En outre, Ramona Fotiade considère Chestov en tant que précurseur non pas seulement de
l’absurde et de l’existentielisme mais aussi du postmodernisme dans la pensée français: « Les
questions soulevées par l’ensemble de l’œuvre de Chestov dans la lignée des « philosophes
tragiques » (Pascal et Kierkegaard) et des « philosophes artistes » (Nietzsche) se retrouvent
aujourd’hui chez toute une génération d’auteurs, à commencer par Gilles Deleuze et Clément
Rosset et, plus récemment, chez Jean-Noël Vuarnet et Michel Surya. Les réflexion de Chestov
sur l’arbitraire de la grâce ou le rapport de l’homme déchu au Dieu vivant continuent à
interpeller les lecteurs, tantôt sous la forme d’affinités implicites (et tel est le cas du livre de
Michel Henry, C’est moi la vérité), tantôt à la lumière du dialogue que nombre de philosophes
d’après guerre, parmi lesquels Vladimir Jankélévitch, Émile Cioran et Leszek Kolakovski,
entameront avec Léon Chestov »3.
Pendant des années, l’œuvre de Chestov fait l’objet de multiples études qui l’examinent
sous différentes angles et la situent dans les différentes courantes philosophique. Des travaux
russes le situent dans le courant de la pensée religieuse du début du XXe siècle, alors que des
études occidentales mettent au jour ses relations avec l’existentialisme ou l’absurde français.

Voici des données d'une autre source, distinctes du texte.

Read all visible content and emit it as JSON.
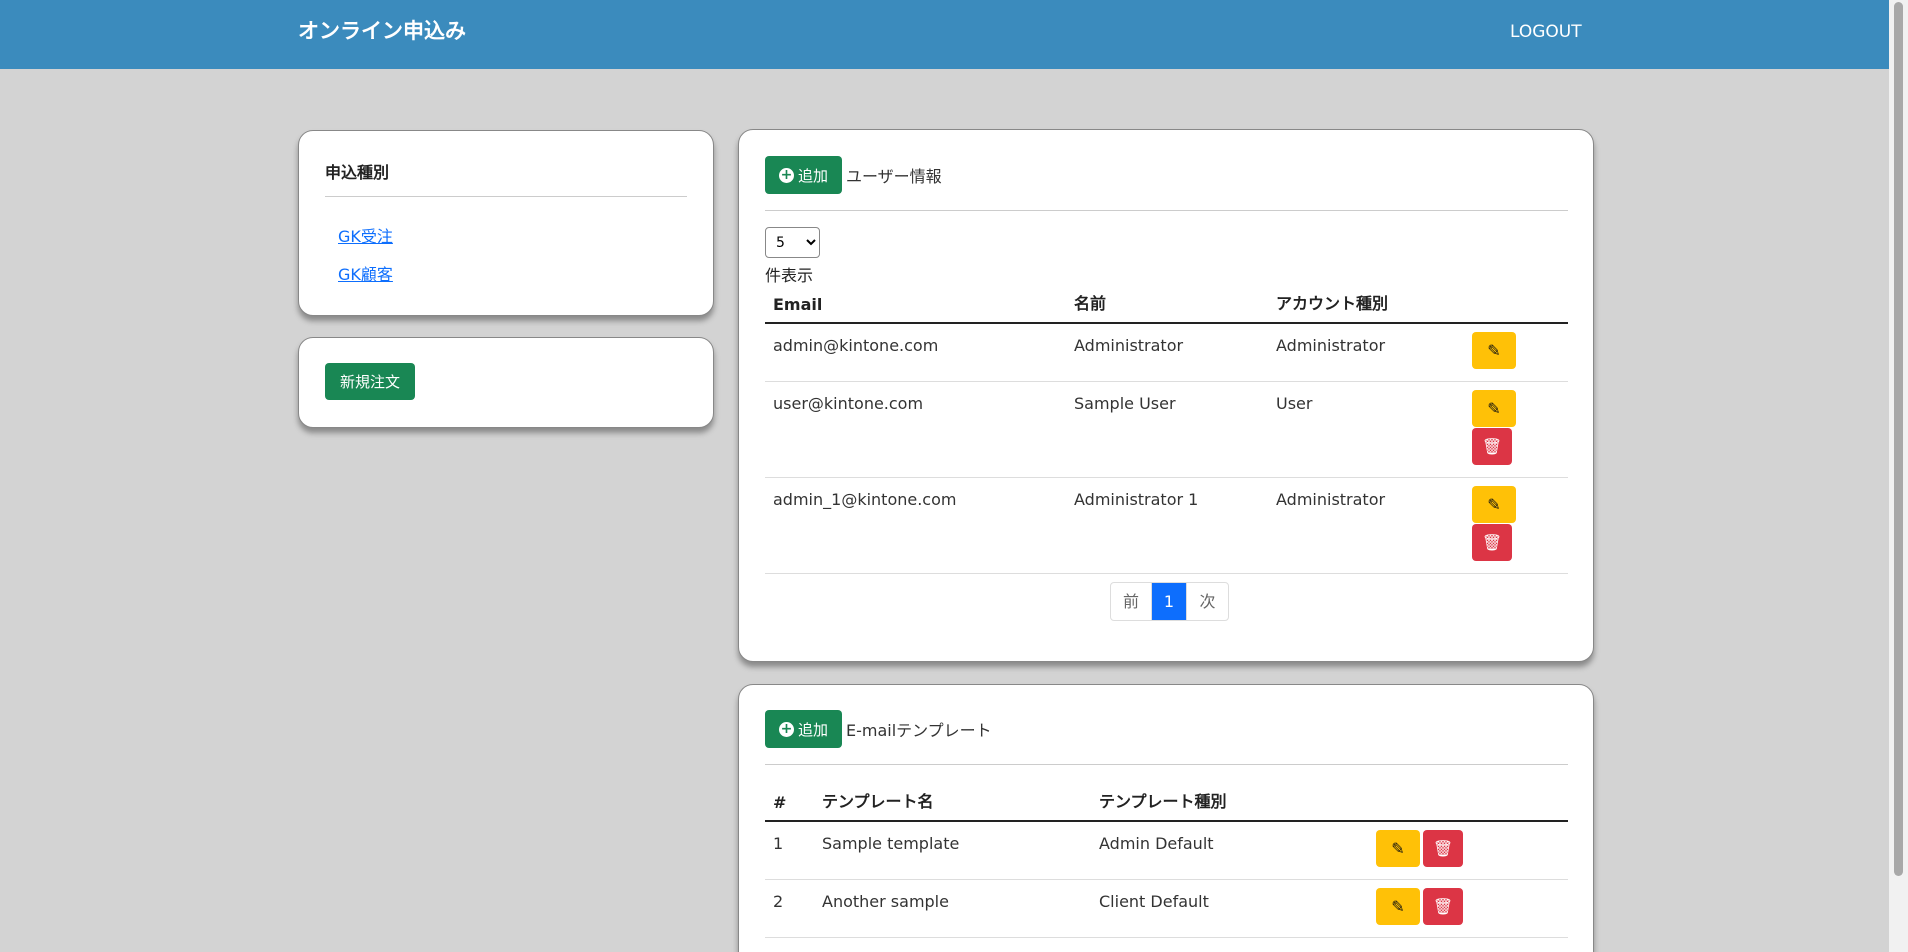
{
  "header": {
    "title": "オンライン申込み",
    "logout_label": "LOGOUT"
  },
  "sidebar": {
    "category_title": "申込種別",
    "links": [
      {
        "label": "GK受注"
      },
      {
        "label": "GK顧客"
      }
    ],
    "new_order_label": "新規注文"
  },
  "users": {
    "add_label": "追加",
    "title": "ユーザー情報",
    "page_size": "5",
    "page_size_options": [
      "5"
    ],
    "per_page_label": "件表示",
    "columns": [
      "Email",
      "名前",
      "アカウント種別"
    ],
    "rows": [
      {
        "email": "admin@kintone.com",
        "name": "Administrator",
        "type": "Administrator"
      },
      {
        "email": "user@kintone.com",
        "name": "Sample User",
        "type": "User"
      },
      {
        "email": "admin_1@kintone.com",
        "name": "Administrator 1",
        "type": "Administrator"
      }
    ],
    "pagination": {
      "prev": "前",
      "current": "1",
      "next": "次"
    }
  },
  "templates": {
    "add_label": "追加",
    "title": "E-mailテンプレート",
    "columns": [
      "#",
      "テンプレート名",
      "テンプレート種別"
    ],
    "rows": [
      {
        "num": "1",
        "name": "Sample template",
        "type": "Admin Default"
      },
      {
        "num": "2",
        "name": "Another sample",
        "type": "Client Default"
      }
    ]
  },
  "colors": {
    "navbar": "#3b8bbd",
    "success": "#198754",
    "warning": "#ffc107",
    "danger": "#dc3545",
    "primary": "#0d6efd",
    "background": "#d3d3d3"
  },
  "icons": {
    "add": "plus-circle-icon",
    "edit": "pencil-square-icon",
    "delete": "trash-icon"
  }
}
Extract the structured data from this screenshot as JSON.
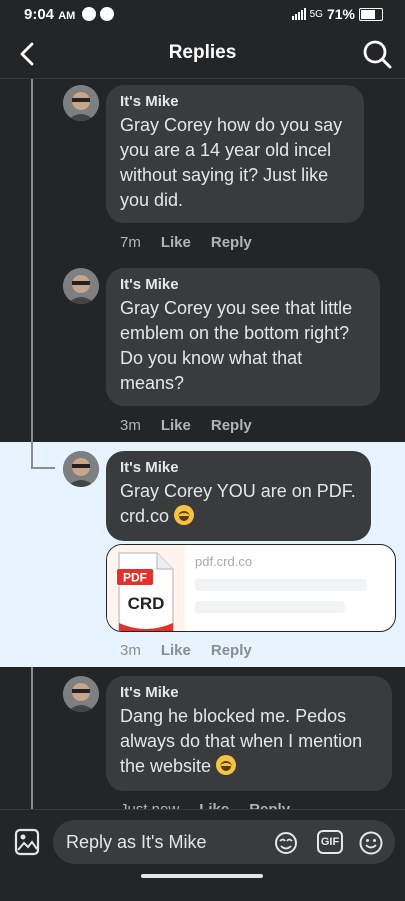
{
  "status_bar": {
    "time": "9:04",
    "ampm": "AM",
    "network": "5G",
    "battery": "71%"
  },
  "header": {
    "title": "Replies"
  },
  "comments": [
    {
      "author": "It's Mike",
      "text": "Gray Corey how do you say you are a 14 year old incel without saying it?  Just like you did.",
      "time": "7m",
      "like": "Like",
      "reply": "Reply"
    },
    {
      "author": "It's Mike",
      "text": "Gray Corey you see that little emblem on the bottom right? Do you know what that means?",
      "time": "3m",
      "like": "Like",
      "reply": "Reply"
    },
    {
      "author": "It's Mike",
      "text": "Gray Corey YOU are on PDF. crd.co",
      "time": "3m",
      "like": "Like",
      "reply": "Reply",
      "link_preview": {
        "domain": "pdf.crd.co",
        "thumb_top": "PDF",
        "thumb_bottom": "CRD"
      }
    },
    {
      "author": "It's Mike",
      "text": "Dang he blocked me.  Pedos always do that when I mention the website",
      "time": "Just now",
      "like": "Like",
      "reply": "Reply"
    }
  ],
  "composer": {
    "placeholder": "Reply as It's Mike",
    "gif_label": "GIF"
  },
  "colors": {
    "background": "#242526",
    "bubble": "#3a3b3c",
    "highlight": "#e7f3ff",
    "text": "#e4e6eb",
    "meta": "#b0b3b8",
    "pdf_red": "#e2312d"
  },
  "icons": [
    "back-arrow-icon",
    "search-icon",
    "photo-icon",
    "sticker-icon",
    "gif-icon",
    "emoji-icon"
  ]
}
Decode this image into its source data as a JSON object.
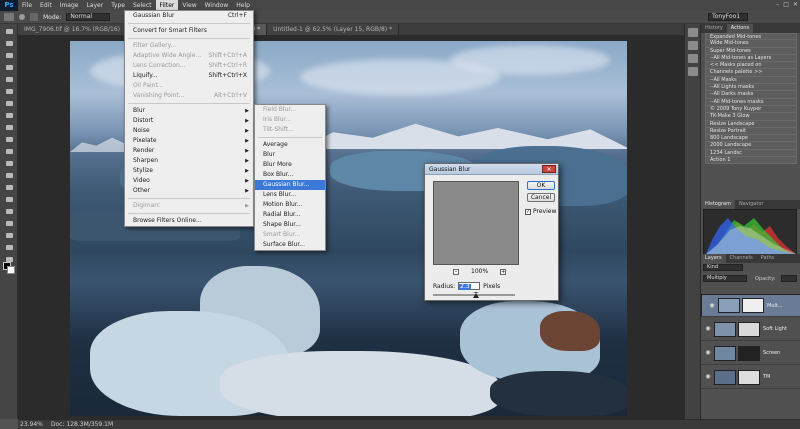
{
  "menubar": {
    "logo": "Ps",
    "items": [
      "File",
      "Edit",
      "Image",
      "Layer",
      "Type",
      "Select",
      "Filter",
      "View",
      "Window",
      "Help"
    ],
    "active_index": 6
  },
  "options": {
    "mode_label": "Mode:",
    "mode_value": "Normal",
    "workspace": "TonyFoo1"
  },
  "tabs": [
    "IMG_7906.tif @ 16.7% (RGB/16)",
    "IMG_7906.tif @ 16.7% (Layer 15, RGB/8) *",
    "Untitled-1 @ 62.5% (Layer 15, RGB/8) *"
  ],
  "active_tab_index": 1,
  "status": {
    "zoom": "23.94%",
    "doc": "Doc: 128.3M/359.1M"
  },
  "filter_menu": {
    "items": [
      {
        "label": "Gaussian Blur",
        "shortcut": "Ctrl+F",
        "disabled": false
      },
      {
        "sep": true
      },
      {
        "label": "Convert for Smart Filters",
        "shortcut": "",
        "disabled": false
      },
      {
        "sep": true
      },
      {
        "label": "Filter Gallery...",
        "shortcut": "",
        "disabled": true
      },
      {
        "label": "Adaptive Wide Angle...",
        "shortcut": "Shift+Ctrl+A",
        "disabled": true
      },
      {
        "label": "Lens Correction...",
        "shortcut": "Shift+Ctrl+R",
        "disabled": true
      },
      {
        "label": "Liquify...",
        "shortcut": "Shift+Ctrl+X",
        "disabled": false
      },
      {
        "label": "Oil Paint...",
        "shortcut": "",
        "disabled": true
      },
      {
        "label": "Vanishing Point...",
        "shortcut": "Alt+Ctrl+V",
        "disabled": true
      },
      {
        "sep": true
      },
      {
        "label": "Blur",
        "arrow": true,
        "disabled": false
      },
      {
        "label": "Distort",
        "arrow": true,
        "disabled": false
      },
      {
        "label": "Noise",
        "arrow": true,
        "disabled": false
      },
      {
        "label": "Pixelate",
        "arrow": true,
        "disabled": false
      },
      {
        "label": "Render",
        "arrow": true,
        "disabled": false
      },
      {
        "label": "Sharpen",
        "arrow": true,
        "disabled": false
      },
      {
        "label": "Stylize",
        "arrow": true,
        "disabled": false
      },
      {
        "label": "Video",
        "arrow": true,
        "disabled": false
      },
      {
        "label": "Other",
        "arrow": true,
        "disabled": false
      },
      {
        "sep": true
      },
      {
        "label": "Digimarc",
        "arrow": true,
        "disabled": true
      },
      {
        "sep": true
      },
      {
        "label": "Browse Filters Online...",
        "shortcut": "",
        "disabled": false
      }
    ]
  },
  "blur_submenu": {
    "items": [
      {
        "label": "Field Blur...",
        "disabled": true
      },
      {
        "label": "Iris Blur...",
        "disabled": true
      },
      {
        "label": "Tilt-Shift...",
        "disabled": true
      },
      {
        "sep": true
      },
      {
        "label": "Average",
        "disabled": false
      },
      {
        "label": "Blur",
        "disabled": false
      },
      {
        "label": "Blur More",
        "disabled": false
      },
      {
        "label": "Box Blur...",
        "disabled": false
      },
      {
        "label": "Gaussian Blur...",
        "disabled": false,
        "highlight": true
      },
      {
        "label": "Lens Blur...",
        "disabled": false
      },
      {
        "label": "Motion Blur...",
        "disabled": false
      },
      {
        "label": "Radial Blur...",
        "disabled": false
      },
      {
        "label": "Shape Blur...",
        "disabled": false
      },
      {
        "label": "Smart Blur...",
        "disabled": true
      },
      {
        "label": "Surface Blur...",
        "disabled": false
      }
    ]
  },
  "dialog": {
    "title": "Gaussian Blur",
    "ok": "OK",
    "cancel": "Cancel",
    "preview": "Preview",
    "preview_checked": true,
    "zoom": "100%",
    "radius_label": "Radius:",
    "radius_value": "2.3",
    "radius_unit": "Pixels"
  },
  "panels": {
    "tabs_top": [
      "History",
      "Actions"
    ],
    "actions": [
      "Expanded Mid-tones",
      "Wide Mid-tones",
      "Super Mid-tones",
      "--All Mid-tones as Layers",
      "<< Masks placed on",
      "Channels palette >>",
      "--All Masks",
      "--All Lights masks",
      "--All Darks masks",
      "--All Mid-tones masks",
      "© 2009 Tony Kuyper",
      "TK-Make 3 Glow",
      "Resize Landscape",
      "Resize Portrait",
      "800 Landscape",
      "2000 Landscape",
      "1234 Landsc",
      "Action 1"
    ],
    "tabs_hist": [
      "Histogram",
      "Navigator"
    ],
    "tabs_layers": [
      "Layers",
      "Channels",
      "Paths"
    ],
    "kind_label": "Kind",
    "blend_mode": "Multiply",
    "opacity_label": "Opacity:",
    "layers": [
      {
        "name": "Mult...",
        "selected": true
      },
      {
        "name": "Soft Light",
        "selected": false
      },
      {
        "name": "Screen",
        "selected": false
      },
      {
        "name": "TM",
        "selected": false
      }
    ]
  }
}
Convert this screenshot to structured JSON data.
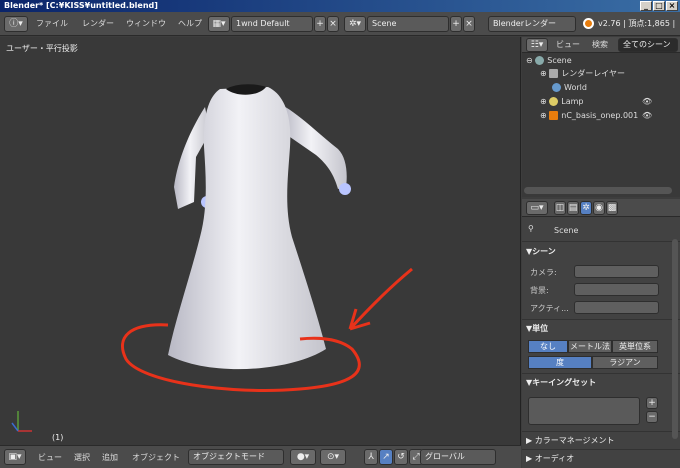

Principalement étudiée sous l’angle de sa philosophie (Alexis Philonenko, Anatole Akhoutine,
Michel Finkental), l’œuvre de Chestov intéresse aussi des théologiens ou des chercheurs en
philosophie religieuse (Kent Hill, André Bédard, André Désilets), des spécialistes de la
littérature russe, de la culture russe et de l’émigration, de la littérature comparée et de l’histoire
du judaïsme (Geneviève Piron, Ramona Fotiade, Vladimir Paperny).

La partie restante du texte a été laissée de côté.